Media reports state that the High Court has issued an injunction preventing the Australian navy from handing over approximately 150 people, said to have travelled by boat to seek asylum in Australia, to Sri Lankan officials. This follows confirmation by the Australian government of an incident involving 41 people:
Forty one potential illegal maritime arrivals who were intercepted on the SIEV were returned to Sri Lankan authorities yesterday (Sunday 6 July). The 41 Sri Lankan nationals were transferred at sea, in mild sea conditions from a vessel assigned to Border Protection Command (BPC) to Sri Lankan authorities, just outside the Port of Batticaloa. All persons intercepted and returned were subjected to an enhanced screening process, as also practised by the previous government, to ensure compliance by Australia with our international obligations under relevant conventions.

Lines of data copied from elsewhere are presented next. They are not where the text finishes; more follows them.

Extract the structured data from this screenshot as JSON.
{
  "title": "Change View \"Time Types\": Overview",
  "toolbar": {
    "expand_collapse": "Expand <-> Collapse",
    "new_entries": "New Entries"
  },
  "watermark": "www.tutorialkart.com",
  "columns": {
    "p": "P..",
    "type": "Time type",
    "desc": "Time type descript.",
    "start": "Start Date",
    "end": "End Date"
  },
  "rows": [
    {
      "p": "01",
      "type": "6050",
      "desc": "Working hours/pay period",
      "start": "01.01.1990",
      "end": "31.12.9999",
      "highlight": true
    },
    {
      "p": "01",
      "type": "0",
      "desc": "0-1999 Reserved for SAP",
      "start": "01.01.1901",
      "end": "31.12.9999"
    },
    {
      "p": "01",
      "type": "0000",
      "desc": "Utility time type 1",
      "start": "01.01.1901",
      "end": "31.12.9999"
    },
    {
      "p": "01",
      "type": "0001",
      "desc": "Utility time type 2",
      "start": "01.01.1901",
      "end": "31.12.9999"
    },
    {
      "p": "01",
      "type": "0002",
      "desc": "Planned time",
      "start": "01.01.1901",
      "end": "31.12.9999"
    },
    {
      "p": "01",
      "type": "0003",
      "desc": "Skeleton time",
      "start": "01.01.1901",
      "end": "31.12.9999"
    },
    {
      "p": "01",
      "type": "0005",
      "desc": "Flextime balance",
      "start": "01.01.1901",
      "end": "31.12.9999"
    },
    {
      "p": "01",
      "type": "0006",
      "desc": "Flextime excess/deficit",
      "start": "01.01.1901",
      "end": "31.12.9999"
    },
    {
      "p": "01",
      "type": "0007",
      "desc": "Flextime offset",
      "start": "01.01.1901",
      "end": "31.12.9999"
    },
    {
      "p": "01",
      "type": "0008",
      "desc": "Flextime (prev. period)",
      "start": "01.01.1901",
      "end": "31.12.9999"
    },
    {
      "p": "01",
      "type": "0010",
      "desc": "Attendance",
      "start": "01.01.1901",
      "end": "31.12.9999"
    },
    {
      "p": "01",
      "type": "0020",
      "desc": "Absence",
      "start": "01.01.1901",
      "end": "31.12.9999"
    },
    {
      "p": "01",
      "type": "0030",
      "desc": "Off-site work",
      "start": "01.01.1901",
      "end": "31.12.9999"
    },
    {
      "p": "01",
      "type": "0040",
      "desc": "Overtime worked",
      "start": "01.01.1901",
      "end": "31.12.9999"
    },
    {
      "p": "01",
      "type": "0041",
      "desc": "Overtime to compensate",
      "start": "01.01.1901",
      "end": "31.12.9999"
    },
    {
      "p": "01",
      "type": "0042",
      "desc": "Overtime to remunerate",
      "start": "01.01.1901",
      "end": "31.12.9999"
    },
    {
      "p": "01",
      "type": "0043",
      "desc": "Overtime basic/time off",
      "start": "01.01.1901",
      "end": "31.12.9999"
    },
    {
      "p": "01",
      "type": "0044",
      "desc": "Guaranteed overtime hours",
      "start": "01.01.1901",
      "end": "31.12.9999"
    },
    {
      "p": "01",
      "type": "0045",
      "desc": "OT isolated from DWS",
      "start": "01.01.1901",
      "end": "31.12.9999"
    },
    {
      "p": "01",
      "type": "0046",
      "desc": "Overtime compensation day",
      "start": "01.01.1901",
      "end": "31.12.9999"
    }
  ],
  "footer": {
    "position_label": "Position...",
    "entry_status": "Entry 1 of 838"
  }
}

The Australian reports that the injunction was granted by Crennan J in an urgent hearing this evening and will apply until 4pm tomorrow, by which time a further hearing will have occurred.
A possible precedent for the reported injunction is an interim injunction granted by Hayne J on 7 August 2011 to prevent the first transfer of asylum seekers from Christmas Island to Malaysia under the ‘Malaysian Solution’. In that case, Hayne J accepted that an interim injunction (until the next afternoon) should be granted because the completion of the transfer to Malaysia would defeat the asylum seekers’ claims about the legality of the removal and because at least one of the arguments about legality (that the declaration that Malaysia could be a country to which asylum seekers could be transferred was not authorised by the Migration Act) was not necessarily without merit. After a longer hearing the following day, Hayne J ruled that the same argument raised a serious issue to be tried and ordered a fresh injunction until the claim could be determined by the High Court. The Court held two days of hearings two weeks later and issued its judgment at the end of the month, upholding the attack on the validity of the ‘Malaysian Solution’.

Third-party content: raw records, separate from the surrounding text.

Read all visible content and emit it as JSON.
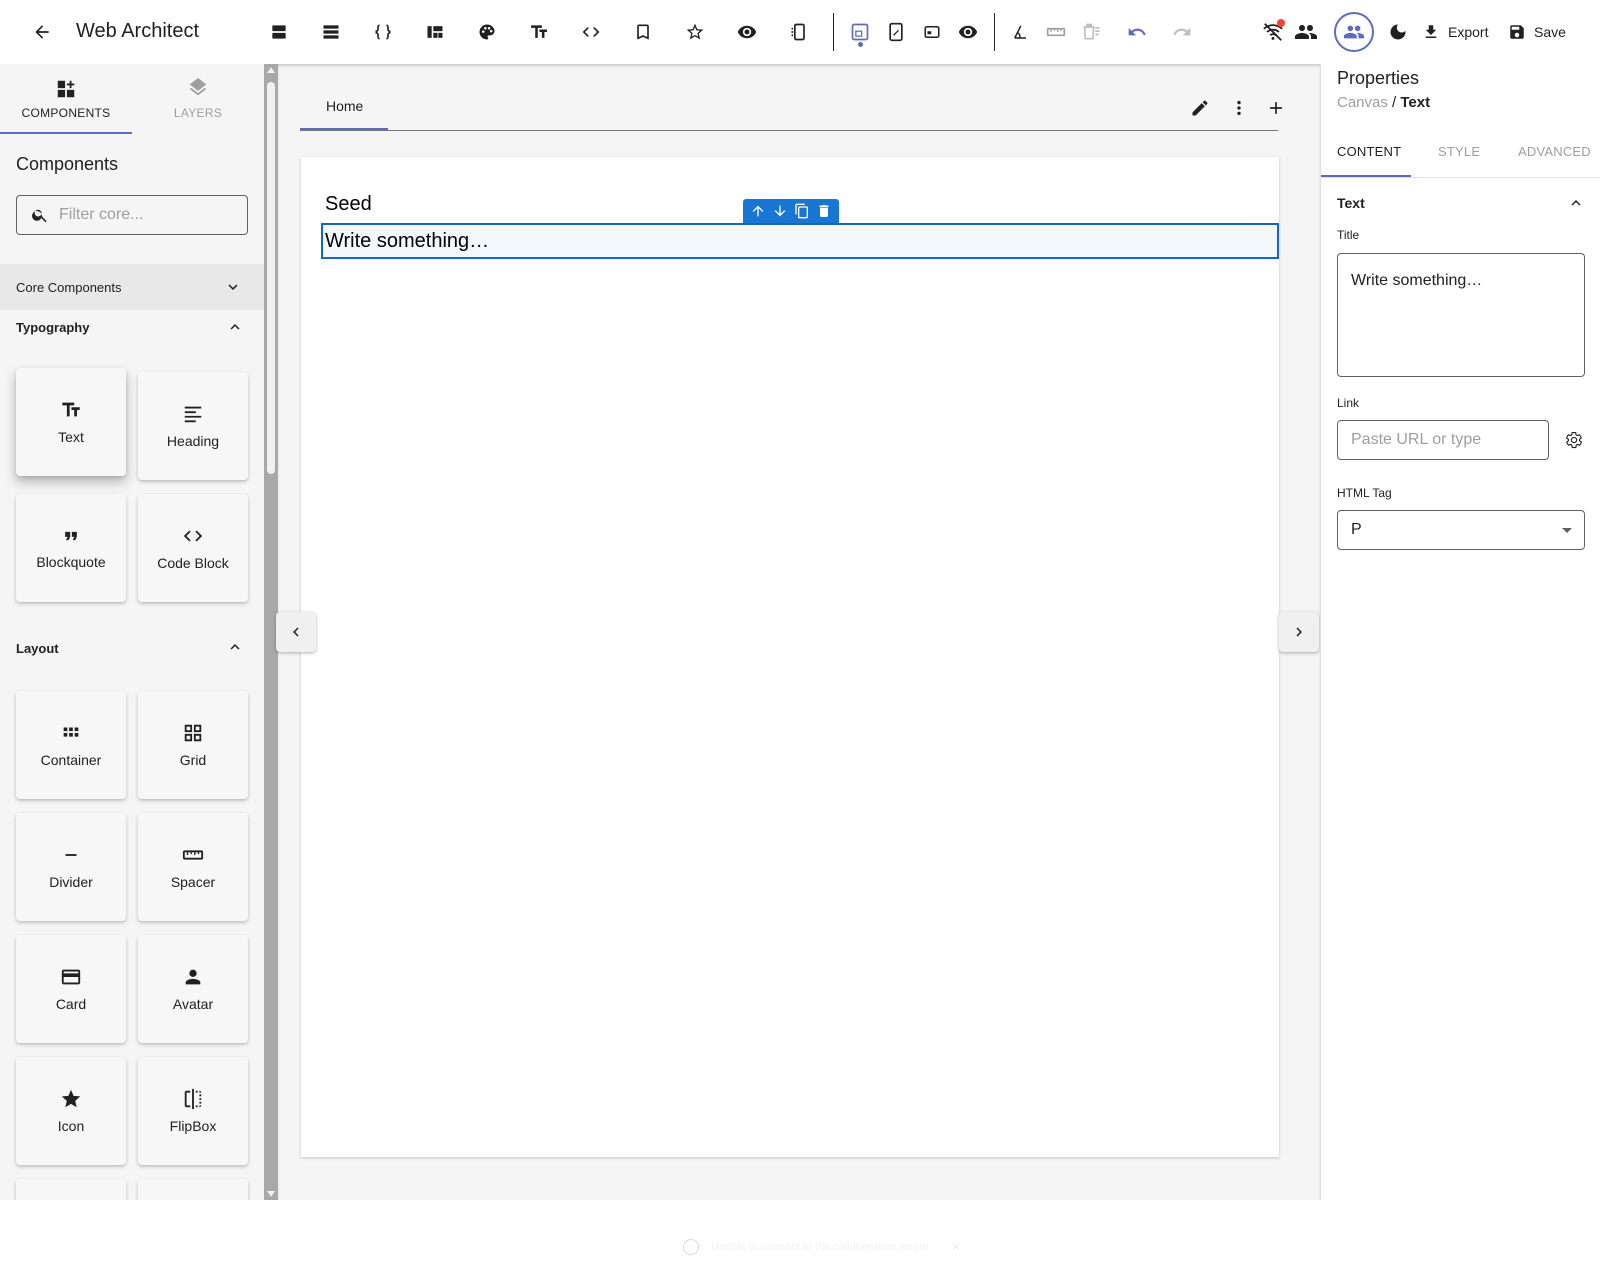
{
  "app": {
    "title": "Web Architect"
  },
  "toolbar": {
    "icons": [
      "view-agenda-icon",
      "view-list-icon",
      "data-object-icon",
      "view-quilt-icon",
      "palette-icon",
      "text-fields-icon",
      "code-icon",
      "bookmark-icon",
      "star-icon",
      "eye-icon",
      "devices-icon",
      "desktop-view-icon",
      "tablet-view-icon",
      "mobile-view-icon",
      "preview-icon",
      "angle-icon",
      "ruler-icon",
      "clear-all-icon",
      "undo-icon",
      "redo-icon"
    ],
    "export_label": "Export",
    "save_label": "Save",
    "accent": "#5c6bc0"
  },
  "left_panel": {
    "tabs": [
      {
        "label": "COMPONENTS",
        "active": true
      },
      {
        "label": "LAYERS",
        "active": false
      }
    ],
    "heading": "Components",
    "filter_placeholder": "Filter core...",
    "core_section": "Core Components",
    "sections": [
      {
        "title": "Typography",
        "items": [
          "Text",
          "Heading",
          "Blockquote",
          "Code Block"
        ]
      },
      {
        "title": "Layout",
        "items": [
          "Container",
          "Grid",
          "Divider",
          "Spacer",
          "Card",
          "Avatar",
          "Icon",
          "FlipBox"
        ]
      }
    ]
  },
  "canvas": {
    "page_tab": "Home",
    "seed_text": "Seed",
    "selected_text": "Write something…",
    "toast_text": "Unable to connect to the collaboration server"
  },
  "properties": {
    "title": "Properties",
    "breadcrumb": {
      "parent": "Canvas",
      "separator": "/",
      "current": "Text"
    },
    "tabs": [
      "CONTENT",
      "STYLE",
      "ADVANCED"
    ],
    "accordion_title": "Text",
    "title_label": "Title",
    "title_value": "Write something…",
    "link_label": "Link",
    "link_placeholder": "Paste URL or type",
    "html_tag_label": "HTML Tag",
    "html_tag_value": "P"
  }
}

On that occasion, the claim and its resolution occurred during August, when the High Court has regularly scheduled hearings. By contrast, this claim comes in the middle of the High Court’s winter recess, which commenced on 21 June. While that means that the High Court has no competing hearings in its short-term schedule, it is also possible that not all the judges will be available for a hearing this month. The High Court’s (currently) next scheduled hearing is on August 5th.